Pre-Registrations May Help Hit ZEV Mandates — But Affinity Can Protect OEMs from the Fallout
- Stephen Lambert

- Oct 7
- 4 min read

The UK’s Zero Emission Vehicle (ZEV) mandate is reshaping the new car market at speed. With targets tightening each year, OEMs are under growing pressure to ensure a rising share of their sales are electric. But as Fleet News recently reported, many brands are expected to rely heavily on pre-registrations to hit their 2025 and 2026 EV quotas — a tactic that may achieve compliance but brings real risks for margins, residual values, and brand equity.
The Pre-Registration Dilemma
According to Fleet News, industry analysts predict that a wave of EV pre-registrations will be used in the months ahead as manufacturers look to safeguard compliance with the government’s mandate. While this helps manufacturers hit the numbers, the practice effectively pushes large volumes of unsold cars into the market.
The consequences are already visible:
Residual value pressure: As Rupert Pontin, Head of Insight and Communications at Brego, told Fleet News, such moves will “put pressure on late-plate values.” That undermines customer confidence and erodes profitability for both OEMs and their dealer partners.
Discount dependency: Pre-registered vehicles often enter the retail market with heavy discounts attached, creating a “fire-sale” perception that can weaken brand strength.
Customer churn: Fleet News also highlights that brand loyalty in the EV market is fragile. Buyers who switch to a used EV solely based on price are less likely to remain loyal in the long term.
Pre-registrations may ease short-term regulatory pressure, but they create volatility that can destabilise both the new and used markets. For OEMs, the challenge is to meet ZEV targets without undermining their future sales mix.
Where Affinity Schemes Fit In
This is where affinity schemes provide a smarter, more controlled alternative. Instead of flooding the open market with discounted late-plate stock, OEMs can use affinity programmes to channel vehicles into carefully managed networks, such as employees of fleet customers, public sector workers and dealer staff — at preferential terms.
Affinity schemes offer several advantages over uncontrolled pre-registration tactics:
Controlled volume: OEMs decide who is eligible, which models are offered, and at what discount, ensuring placement supports strategy rather than weakens it.
Residual value protection: Vehicles are often returned after around three years, creating a predictable supply of one-owner, full-history cars for approved used programmes.
Incremental sales: Properly structured, affinity programmes can deliver up to 10% incremental sales within targeted groups, often with higher conversion rates than traditional retail offers.

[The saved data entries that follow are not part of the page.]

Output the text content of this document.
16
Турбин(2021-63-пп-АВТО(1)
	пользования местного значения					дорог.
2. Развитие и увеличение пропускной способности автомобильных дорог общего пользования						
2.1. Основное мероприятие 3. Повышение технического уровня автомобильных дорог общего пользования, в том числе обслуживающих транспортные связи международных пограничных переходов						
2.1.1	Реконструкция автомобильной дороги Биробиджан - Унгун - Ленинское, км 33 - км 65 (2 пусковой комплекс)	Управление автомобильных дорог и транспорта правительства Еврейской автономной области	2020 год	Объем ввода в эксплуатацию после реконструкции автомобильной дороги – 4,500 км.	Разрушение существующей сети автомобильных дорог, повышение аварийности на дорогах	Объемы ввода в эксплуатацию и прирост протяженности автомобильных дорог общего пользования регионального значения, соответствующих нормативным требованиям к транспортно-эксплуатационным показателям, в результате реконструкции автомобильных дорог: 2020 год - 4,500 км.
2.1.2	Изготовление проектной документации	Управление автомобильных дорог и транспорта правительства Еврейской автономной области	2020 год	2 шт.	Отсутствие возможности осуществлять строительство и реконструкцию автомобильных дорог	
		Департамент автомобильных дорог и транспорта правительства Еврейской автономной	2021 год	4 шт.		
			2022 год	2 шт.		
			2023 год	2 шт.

EV advocacy: By prioritising electric models in staff schemes, OEMs can turn employees and dealer staff into authentic EV advocates — living with the product every day and passing that experience on to customers.
Benefits for Dealer Networks
For dealer groups, affinity schemes provide multiple layers of value:
Staff retention and engagement: Offering all employees — from sales executives to technicians and admin staff — access to new vehicles creates pride, loyalty, and a tangible benefit in a competitive employment market.
Used car pipeline: Vehicles often re-enter the network after three years and 20,000–30,000 miles, perfectly positioned for retail customers seeking one-owner cars with full service history.
Aftersales uplift: All servicing, maintenance, and preparation work stays within the dealer workshop, boosting profitability.
This ensures that pre-registration volumes don’t become a burden on dealers but instead translate into a structured, profitable cycle of new and used sales.
Why OEMs Should Act Now
Fleet News is clear: pre-registrations will play a significant role in helping OEMs meet the ZEV mandate in the near term. But without careful channel management, this practice risks long-term damage to brand reputation, residuals, and profitability.
Affinity programmes are the solution. By integrating affinity into their sales strategy, OEMs can:
Meet ZEV targets while minimising reliance on uncontrolled discounting.
Create a steady flow of desirable, high-quality used cars for their networks.
Strengthen loyalty and advocacy across dealer staff and partner groups.
Align sales with broader strategic goals, such as accelerating EV uptake.
Why VPS?
At VPS, we specialise in designing and operating affinity programmes that deliver for OEMs and their dealer networks. Every scheme we run includes:
A fully branded platform for scheme visibility and access.
Dynamic configurators integrated into dealer CRM systems.
Eligibility and authorisation controls to ensure compliance.
A dealer portal for smooth enquiry management.
Full dealer and customer support.
End-to-end administration, removing the operational burden from OEMs and dealers.
Marketing and engagement campaigns to maximise uptake.
We are already helping leading OEMs deploy affinity strategies that balance incremental sales with brand protection.
The Takeaway
Pre-registrations may solve a regulatory problem in the short term, but they also create volatility in the new and used markets that risks undermining confidence and profitability. As Fleet News highlights, the practice will become more common — but it doesn’t have to damage the industry.
By adopting affinity schemes as a structured, compliant channel, OEMs can absorb pressure, protect brand equity, and turn the challenge of the ZEV mandate into an opportunity for growth.